S'aidant de ses bras, la jeune femme se redressa lentement pour éviter les vertiges, et regarda autour d'elle avec curiosité. Où était passé le chapiteau ? Où diable ce vieux chêne farceur l'avait-il emmenée ? D'ailleurs, où se trouvaient-ils, lui et ses acolytes ? Ne sachant trop si elle devait s'inquiéter ou ne pas se formaliser de cette téléportation, Caeru tâcha de se raisonner en haussant les épaules. Elle avait dû marcher pendant son sommeil, cela n'aurait rien eu d'étonnant vu le nombre de crise de somnambulisme qu'elle avait déjà faites de son vivant. Choisissant une direction au hasard, elle s'avança à pas feutrés vers la carcasse rouillée d'une serre abandonné que la nature avait pris d'assaut depuis un moment déjà ç en juger par les mauvaises herbes qui tourbillonnaient follement un peu partout. Des volubiles joueuses avaient même trouvé plaisant de s'entortiller autour des arceaux métalliques, joyeux serpentins de verdures qui n'en finissaient pas de tournoyer sur eux-même, parodies des anglaises que les dames d'une autre époque prenait le temps d'infliger à leurs cheveux pour leur donner cet aspect léger et rebondi, si gracieux aux yeux des normes.

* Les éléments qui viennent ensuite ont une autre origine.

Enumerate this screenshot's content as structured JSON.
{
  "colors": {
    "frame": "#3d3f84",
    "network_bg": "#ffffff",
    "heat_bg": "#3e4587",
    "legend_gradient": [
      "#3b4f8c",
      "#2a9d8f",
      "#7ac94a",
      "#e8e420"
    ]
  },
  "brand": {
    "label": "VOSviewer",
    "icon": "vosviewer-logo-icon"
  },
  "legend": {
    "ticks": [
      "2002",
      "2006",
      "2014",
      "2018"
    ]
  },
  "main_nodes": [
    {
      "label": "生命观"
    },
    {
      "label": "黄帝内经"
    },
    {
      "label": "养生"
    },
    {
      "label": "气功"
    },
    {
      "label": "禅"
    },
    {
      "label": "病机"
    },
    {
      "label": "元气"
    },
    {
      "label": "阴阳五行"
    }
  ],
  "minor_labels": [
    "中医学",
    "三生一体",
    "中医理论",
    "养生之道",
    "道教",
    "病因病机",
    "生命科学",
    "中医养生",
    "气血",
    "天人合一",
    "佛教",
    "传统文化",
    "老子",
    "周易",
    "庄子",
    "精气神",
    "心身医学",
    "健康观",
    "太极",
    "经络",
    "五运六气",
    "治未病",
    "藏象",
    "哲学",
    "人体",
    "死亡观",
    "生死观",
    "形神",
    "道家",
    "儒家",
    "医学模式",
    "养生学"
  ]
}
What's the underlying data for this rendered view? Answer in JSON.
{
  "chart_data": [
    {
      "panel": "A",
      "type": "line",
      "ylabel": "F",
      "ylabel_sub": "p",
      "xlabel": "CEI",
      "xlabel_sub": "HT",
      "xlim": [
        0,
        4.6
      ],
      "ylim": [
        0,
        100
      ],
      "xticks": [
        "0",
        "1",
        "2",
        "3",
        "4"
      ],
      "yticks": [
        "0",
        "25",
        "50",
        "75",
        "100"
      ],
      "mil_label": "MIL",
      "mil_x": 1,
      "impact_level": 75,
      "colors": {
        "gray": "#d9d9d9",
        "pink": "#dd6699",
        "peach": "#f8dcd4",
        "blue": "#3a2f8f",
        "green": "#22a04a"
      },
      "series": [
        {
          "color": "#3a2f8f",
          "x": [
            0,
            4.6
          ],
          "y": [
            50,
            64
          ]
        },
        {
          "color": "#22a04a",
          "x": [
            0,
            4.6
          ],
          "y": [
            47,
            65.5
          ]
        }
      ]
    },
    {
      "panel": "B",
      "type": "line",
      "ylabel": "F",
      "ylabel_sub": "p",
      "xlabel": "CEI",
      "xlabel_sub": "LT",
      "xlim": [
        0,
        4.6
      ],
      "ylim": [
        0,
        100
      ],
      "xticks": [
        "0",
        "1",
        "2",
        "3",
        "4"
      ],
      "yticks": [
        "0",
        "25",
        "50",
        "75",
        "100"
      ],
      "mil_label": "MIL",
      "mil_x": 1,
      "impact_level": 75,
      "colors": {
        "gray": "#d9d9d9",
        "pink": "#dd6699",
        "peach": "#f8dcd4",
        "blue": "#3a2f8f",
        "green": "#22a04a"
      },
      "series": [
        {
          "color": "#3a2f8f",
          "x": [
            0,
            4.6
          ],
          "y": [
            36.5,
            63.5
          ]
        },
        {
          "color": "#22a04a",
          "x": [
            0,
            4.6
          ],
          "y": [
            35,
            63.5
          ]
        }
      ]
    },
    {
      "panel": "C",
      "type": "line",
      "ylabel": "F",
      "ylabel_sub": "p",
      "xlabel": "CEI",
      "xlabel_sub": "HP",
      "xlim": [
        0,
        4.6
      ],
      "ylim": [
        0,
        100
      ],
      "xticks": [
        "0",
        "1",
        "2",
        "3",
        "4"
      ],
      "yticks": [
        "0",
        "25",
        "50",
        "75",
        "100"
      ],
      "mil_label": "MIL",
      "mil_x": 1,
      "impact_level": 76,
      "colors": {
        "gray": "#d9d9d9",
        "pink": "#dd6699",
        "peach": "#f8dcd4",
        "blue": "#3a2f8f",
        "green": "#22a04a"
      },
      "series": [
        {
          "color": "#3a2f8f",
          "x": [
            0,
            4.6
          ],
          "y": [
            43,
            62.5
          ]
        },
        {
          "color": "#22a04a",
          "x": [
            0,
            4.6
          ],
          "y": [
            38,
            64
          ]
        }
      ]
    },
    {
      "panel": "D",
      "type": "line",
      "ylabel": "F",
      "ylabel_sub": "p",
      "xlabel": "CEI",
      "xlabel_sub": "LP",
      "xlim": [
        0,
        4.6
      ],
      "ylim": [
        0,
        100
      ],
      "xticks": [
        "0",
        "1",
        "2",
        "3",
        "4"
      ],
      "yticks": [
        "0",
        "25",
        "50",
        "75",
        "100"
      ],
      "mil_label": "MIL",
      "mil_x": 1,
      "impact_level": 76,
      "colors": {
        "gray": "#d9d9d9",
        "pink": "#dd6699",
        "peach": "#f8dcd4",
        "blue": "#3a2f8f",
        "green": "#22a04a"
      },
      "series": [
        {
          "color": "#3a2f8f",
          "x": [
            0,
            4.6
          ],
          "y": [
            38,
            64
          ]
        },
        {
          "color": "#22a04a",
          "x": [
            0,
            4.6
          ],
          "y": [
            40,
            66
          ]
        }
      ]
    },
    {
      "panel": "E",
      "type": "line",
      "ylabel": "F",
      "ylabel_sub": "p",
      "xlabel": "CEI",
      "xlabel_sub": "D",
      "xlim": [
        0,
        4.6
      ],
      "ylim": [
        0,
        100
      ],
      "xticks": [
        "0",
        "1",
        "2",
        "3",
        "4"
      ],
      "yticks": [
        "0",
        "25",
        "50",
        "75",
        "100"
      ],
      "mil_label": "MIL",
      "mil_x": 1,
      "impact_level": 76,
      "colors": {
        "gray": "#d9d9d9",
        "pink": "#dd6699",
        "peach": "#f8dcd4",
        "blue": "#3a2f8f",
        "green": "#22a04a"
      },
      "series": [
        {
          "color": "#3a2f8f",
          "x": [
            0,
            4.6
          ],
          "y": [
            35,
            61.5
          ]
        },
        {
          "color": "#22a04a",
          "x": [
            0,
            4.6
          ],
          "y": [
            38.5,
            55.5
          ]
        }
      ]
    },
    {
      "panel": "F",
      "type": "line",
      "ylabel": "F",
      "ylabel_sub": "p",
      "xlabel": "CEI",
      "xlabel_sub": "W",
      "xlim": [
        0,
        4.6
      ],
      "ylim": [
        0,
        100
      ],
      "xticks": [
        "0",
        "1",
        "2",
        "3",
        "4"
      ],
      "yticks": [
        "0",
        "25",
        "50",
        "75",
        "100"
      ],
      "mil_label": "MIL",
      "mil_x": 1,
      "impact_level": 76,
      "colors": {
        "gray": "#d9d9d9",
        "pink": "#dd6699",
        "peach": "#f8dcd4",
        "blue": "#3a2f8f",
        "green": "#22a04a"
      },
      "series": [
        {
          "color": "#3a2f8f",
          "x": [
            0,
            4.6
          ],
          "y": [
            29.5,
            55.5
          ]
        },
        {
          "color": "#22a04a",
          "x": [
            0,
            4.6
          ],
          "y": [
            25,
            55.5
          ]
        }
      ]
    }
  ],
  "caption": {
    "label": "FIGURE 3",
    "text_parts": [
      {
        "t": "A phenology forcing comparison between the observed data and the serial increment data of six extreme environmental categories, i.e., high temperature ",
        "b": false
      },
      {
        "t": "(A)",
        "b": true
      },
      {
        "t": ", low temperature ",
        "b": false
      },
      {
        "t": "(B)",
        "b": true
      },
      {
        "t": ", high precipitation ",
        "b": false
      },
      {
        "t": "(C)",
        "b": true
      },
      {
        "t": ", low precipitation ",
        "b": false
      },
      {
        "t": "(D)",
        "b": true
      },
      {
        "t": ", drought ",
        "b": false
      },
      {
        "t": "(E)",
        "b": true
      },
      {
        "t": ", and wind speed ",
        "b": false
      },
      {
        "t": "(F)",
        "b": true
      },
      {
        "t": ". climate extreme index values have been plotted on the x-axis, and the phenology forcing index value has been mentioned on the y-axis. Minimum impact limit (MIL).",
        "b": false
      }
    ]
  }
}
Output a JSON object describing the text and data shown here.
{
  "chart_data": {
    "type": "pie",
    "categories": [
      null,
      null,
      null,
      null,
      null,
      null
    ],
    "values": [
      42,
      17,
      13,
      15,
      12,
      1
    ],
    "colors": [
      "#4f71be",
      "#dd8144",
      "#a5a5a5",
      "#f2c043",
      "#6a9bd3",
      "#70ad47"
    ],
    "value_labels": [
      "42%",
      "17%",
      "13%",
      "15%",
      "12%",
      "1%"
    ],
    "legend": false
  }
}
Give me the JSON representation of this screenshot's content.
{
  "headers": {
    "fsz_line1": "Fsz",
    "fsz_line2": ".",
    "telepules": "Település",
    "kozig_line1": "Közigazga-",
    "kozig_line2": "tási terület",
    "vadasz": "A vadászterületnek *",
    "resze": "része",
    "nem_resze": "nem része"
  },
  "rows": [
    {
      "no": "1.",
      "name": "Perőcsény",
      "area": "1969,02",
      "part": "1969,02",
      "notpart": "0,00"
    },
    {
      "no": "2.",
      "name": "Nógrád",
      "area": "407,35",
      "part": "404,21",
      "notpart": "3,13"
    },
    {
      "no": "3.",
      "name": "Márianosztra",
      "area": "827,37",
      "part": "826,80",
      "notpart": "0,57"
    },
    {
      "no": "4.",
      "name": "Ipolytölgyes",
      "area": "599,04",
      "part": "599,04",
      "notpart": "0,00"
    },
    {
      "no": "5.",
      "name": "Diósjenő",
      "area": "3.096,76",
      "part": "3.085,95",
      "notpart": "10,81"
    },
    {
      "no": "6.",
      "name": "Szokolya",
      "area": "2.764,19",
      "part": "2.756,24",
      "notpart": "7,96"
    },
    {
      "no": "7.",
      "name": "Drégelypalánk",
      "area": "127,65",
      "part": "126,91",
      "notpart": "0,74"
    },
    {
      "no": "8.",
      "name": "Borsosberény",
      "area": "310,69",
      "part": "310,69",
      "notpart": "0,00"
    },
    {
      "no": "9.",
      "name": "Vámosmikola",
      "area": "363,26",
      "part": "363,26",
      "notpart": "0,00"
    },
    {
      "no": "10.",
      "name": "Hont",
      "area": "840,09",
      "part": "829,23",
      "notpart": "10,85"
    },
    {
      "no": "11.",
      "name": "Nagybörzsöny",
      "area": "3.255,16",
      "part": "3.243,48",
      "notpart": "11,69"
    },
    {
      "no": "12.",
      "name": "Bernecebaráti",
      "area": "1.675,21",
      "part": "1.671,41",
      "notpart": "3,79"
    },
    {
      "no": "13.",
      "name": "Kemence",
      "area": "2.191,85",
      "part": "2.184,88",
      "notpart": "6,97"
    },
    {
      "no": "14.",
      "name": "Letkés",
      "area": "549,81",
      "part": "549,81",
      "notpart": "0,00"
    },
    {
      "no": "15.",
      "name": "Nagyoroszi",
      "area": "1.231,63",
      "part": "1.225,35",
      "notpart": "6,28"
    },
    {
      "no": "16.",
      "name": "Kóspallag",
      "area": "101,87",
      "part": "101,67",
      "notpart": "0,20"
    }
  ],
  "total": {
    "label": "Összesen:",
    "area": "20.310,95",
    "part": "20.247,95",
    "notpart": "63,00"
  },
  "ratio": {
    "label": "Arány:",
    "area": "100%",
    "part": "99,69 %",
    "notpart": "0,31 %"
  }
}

Un sourire puéril naquit sur les lèvres de la sirène qui s'accroupit pour cueillir un petit ressort végétal entre ses doigts délicats. Le dévorant des yeux, elle eut soudain la surprise de voir un petit papillon bleu se poser sur l'extrémité de son nouveau jouet, avant de s'envoler à tire-d'aile, la narguant en quelques habiles cabrioles colorées.
- Attends-moi !
Elle n'avait même pas conscience d'avoir pensé tout haut. Hypnotisée par cette apparition virevoltante, Caeru se redressa d'un bond en lâchant son ressort avant de se lancer à la poursuite du petit insecte qui se jouait de ses tentatives pour l'attraper, pirouettant souplement de droite à gauche puis de gauche à droite en évitant l'étau maladroit de ses mains. Taquine, la petite fée bleuté entraina la sirène jusqu'à la façade d'un grand bâtiment sombre où elle s'arrêta quelques instants, comme pour veiller à ce que sa poursuivante soit toujours à ses trousses, puis elle se faufila dans l'entrebâillement des grandes portes de bois sombre. De son côté, Caeru ne marqua qu'une légère hésitation en avisant l'église, se souvenant vaguement d'une voix qui lui disait que la maison de Dieu n'était pas un terrain de jeu... Très, très vaguement. Elle entra en ouvrant la porte à toute volée.
- Trouv...
Son exclamation mourut avant d'avoir pu franchir ses lèvres. Sous ses yeux écarquillés par l'excitation du jeu et la stupeur, une longue salle sobre et sombre se profilait, et avec elle, une vague de souvenirs l'envahie. Elle se rappela l'odeur du bois et des tapisseries, de la poussière et de la cire qui imprégnaient les bancs; de ces derniers, trop grands pour elle pendant tout un temps, sur lesquels une dame ronde et prévenante la déposait avec la douceur d'une mère qu'elle n'avait pas eu. Elle se souvint de la voix grave qui chantait dans une langue étrange, et toutes les personnes de l'assistance lui répondre sur le même ton. Elle n'y voyait rien enfant, l'éternel manteau de toile de l'homme qui se trouvait juste devant elle lui gâchait la vue, et sa gouvernante refusait de la prendre sur ses genoux, disant qu'il était incorrect pour une jeune Dame de son rang de ne pas avoir son propre siège dans une église. Au fur et à mesure que sa vie passée lui revenait en mémoire, Caeru s'avançait dans l'allée centrale, caressant du bout des doigts le bois usé des rangées de bancs, plus silencieuses que des tombes. Puis elle avait grandi, elle avait gagné en beauté et en prestance, ou plutôt "Elle" avait gagné et "Elle" était allée à l'église. "Elle" avait souri poliment à tous ceux qui la regardait, qui admirait son teint de porcelaine et ses boucles noisettes si bien ordonnées. "Elle" avait répété les prières, "Elle" avait joué à la bonne croyante sans vraiment y croire, "Elle" avait trompé jusqu'à Dieu lui-même pour mieux se moquer de toutes ces valeurs auxquelles les gens de son époques tenaient. Tout ce qui l'intéressait ? Vivre. Juste vivre.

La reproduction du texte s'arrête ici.